Tuesday, October 02, 2007

A Prize With a Past

Although most winners of this year’s Dagger Awards, given out by the British Crime Writers’ Association (CWA), were announced months ago, only now has the shortlist of nominees for the 2007 Ellis Peters Historical Dagger been released. It shows six contenders this year:

Mistress of the Art of Death, by Ariana Franklin (Bantam Press)
The Snake Stone, by Jason Goodwin (Faber and Faber)
The One from the Other, by Philip Kerr (Quercus)
Murder at Deviation Junction, by Andrew Martin (Faber and Faber)
The Savage Garden, by Mark Mills (HarperCollins)
The Tenderness of Wolves, by Stef Penney (Quercus)

A winner will be announced on the evening of November 7, during a party at Six Fitzroy Square, London.
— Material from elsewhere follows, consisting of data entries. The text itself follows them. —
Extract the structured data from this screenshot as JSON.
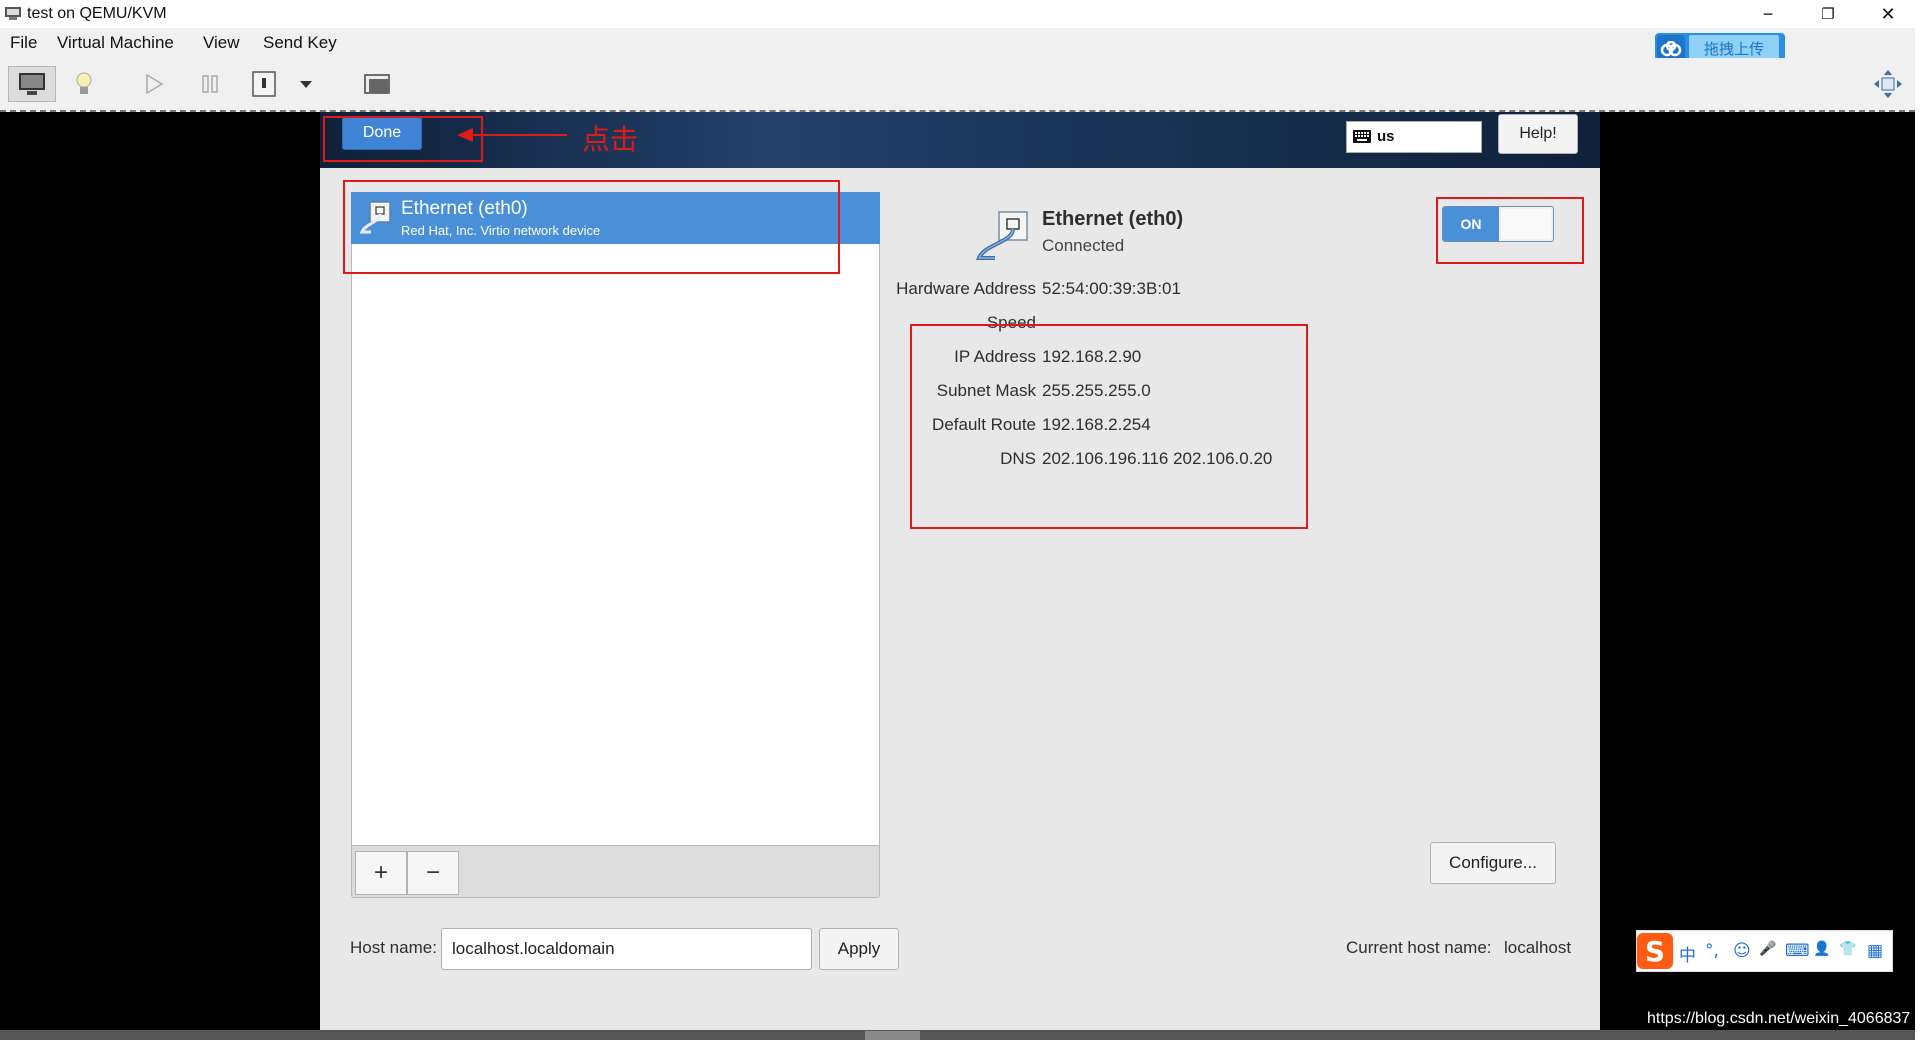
{
  "window": {
    "title": "test on QEMU/KVM",
    "controls": {
      "minimize": "−",
      "restore": "❐",
      "close": "✕"
    }
  },
  "menubar": {
    "items": [
      "File",
      "Virtual Machine",
      "View",
      "Send Key"
    ]
  },
  "upload_widget": {
    "label": "拖拽上传"
  },
  "toolbar": {
    "icons": [
      "monitor-icon",
      "lightbulb-icon",
      "play-icon",
      "pause-icon",
      "power-icon",
      "dropdown-arrow-icon",
      "screenshot-icon",
      "fullscreen-icon"
    ]
  },
  "installer": {
    "done_label": "Done",
    "keyboard_layout": "us",
    "help_label": "Help!",
    "devices": [
      {
        "name": "Ethernet (eth0)",
        "description": "Red Hat, Inc. Virtio network device"
      }
    ],
    "add_label": "+",
    "remove_label": "−",
    "details": {
      "title": "Ethernet (eth0)",
      "status": "Connected",
      "rows": [
        {
          "label": "Hardware Address",
          "value": "52:54:00:39:3B:01"
        },
        {
          "label": "Speed",
          "value": ""
        },
        {
          "label": "IP Address",
          "value": "192.168.2.90"
        },
        {
          "label": "Subnet Mask",
          "value": "255.255.255.0"
        },
        {
          "label": "Default Route",
          "value": "192.168.2.254"
        },
        {
          "label": "DNS",
          "value": "202.106.196.116 202.106.0.20"
        }
      ]
    },
    "toggle_label": "ON",
    "configure_label": "Configure...",
    "hostname_label": "Host name:",
    "hostname_value": "localhost.localdomain",
    "apply_label": "Apply",
    "current_hostname_label": "Current host name:",
    "current_hostname_value": "localhost"
  },
  "annotation": {
    "note": "点击",
    "color": "#e01919"
  },
  "ime": {
    "logo": "S",
    "icons": [
      "中",
      "°,",
      "☺",
      "🎤",
      "⌨",
      "👤",
      "👕",
      "▦"
    ]
  },
  "watermark": "https://blog.csdn.net/weixin_4066837",
  "colors": {
    "accent": "#4a90d9",
    "annotation": "#e01919"
  }
}
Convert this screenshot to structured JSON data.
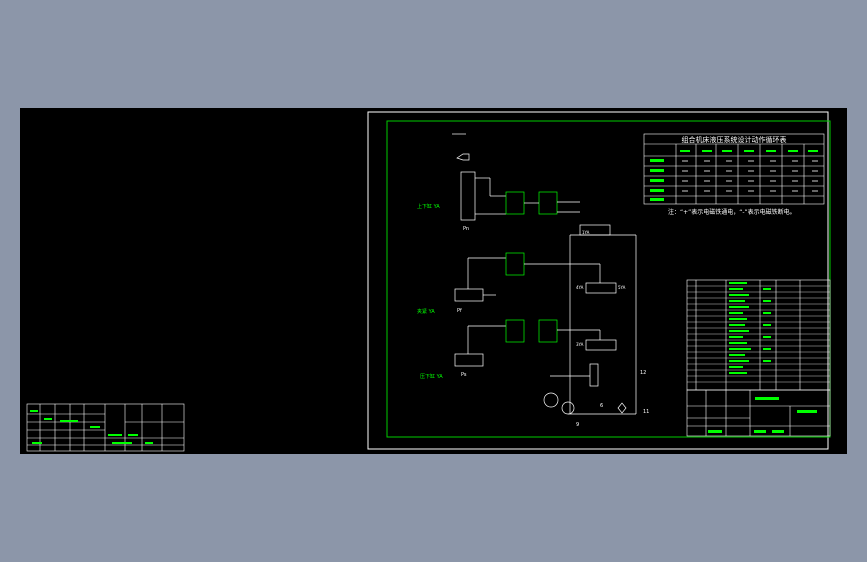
{
  "colors": {
    "background": "#8c96a9",
    "canvas": "#000000",
    "frame": "#ffffff",
    "border": "#00cc00",
    "accent": "#00ff00",
    "line": "#ffffff"
  },
  "labels": {
    "pn": "Pn",
    "pf": "Pf",
    "ps": "Ps",
    "note1": "注：“+”表示电磁铁通电，“-”表示电磁铁断电。",
    "cyl_up": "上下缸 YA",
    "cyl_left": "夹紧 YA",
    "cyl_right": "压下缸 YA",
    "v1": "1YA",
    "v2": "4YA",
    "v3": "3YA",
    "v4": "5YA",
    "num_12": "12",
    "num_11": "11",
    "num_6": "6",
    "num_9": "9"
  },
  "table": {
    "title": "组合机床液压系统设计动作循环表"
  }
}
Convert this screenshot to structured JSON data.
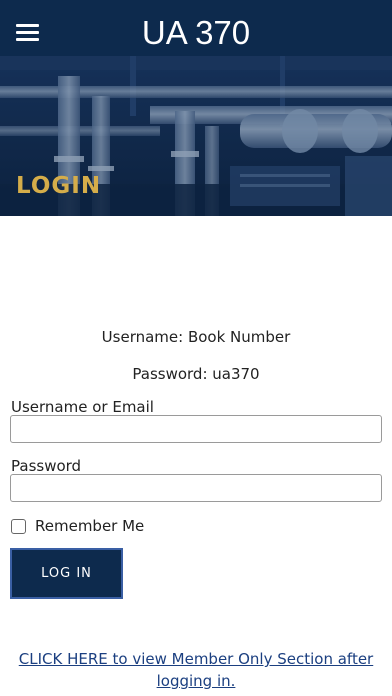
{
  "header": {
    "menu_icon": "hamburger-menu-icon",
    "title": "UA 370",
    "background_color": "#0d2a4d"
  },
  "hero": {
    "title": "LOGIN",
    "title_color": "#d5ad4a"
  },
  "credentials_hint": {
    "username_line": "Username: Book Number",
    "password_line": "Password: ua370"
  },
  "form": {
    "username_label": "Username or Email",
    "username_value": "",
    "password_label": "Password",
    "password_value": "",
    "remember_label": "Remember Me",
    "remember_checked": false,
    "submit_label": "LOG IN"
  },
  "footer_link": {
    "text": "CLICK HERE to view Member Only Section after logging in."
  },
  "colors": {
    "primary": "#0d2a4d",
    "accent": "#d5ad4a",
    "link": "#1b3f80"
  }
}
All of these novels are worthy contenders. Penney’s Wolves already picked up the 2007 Costa Book Award, and Goodwin won this year’s Edgar Award for Best Novel for his previous novel, The Janissary Tree. If “buzz” helps you capture commendations such as these, then those two authors might be at an advantage. But Kerr’s The One from the Other definitely earned its place on January Magazine’s 2006 Best Books of the Year list, and Franklin’s historical thriller has scored a number of favorable reviews in prominent places. It’ll be interesting to see which of these heavyweight works winds up on top.

This historical fiction prize is of course named after author Ellis Peters (née Edith Pargeter), who wrote the immensely popular Brother Cadfael medieval mysteries.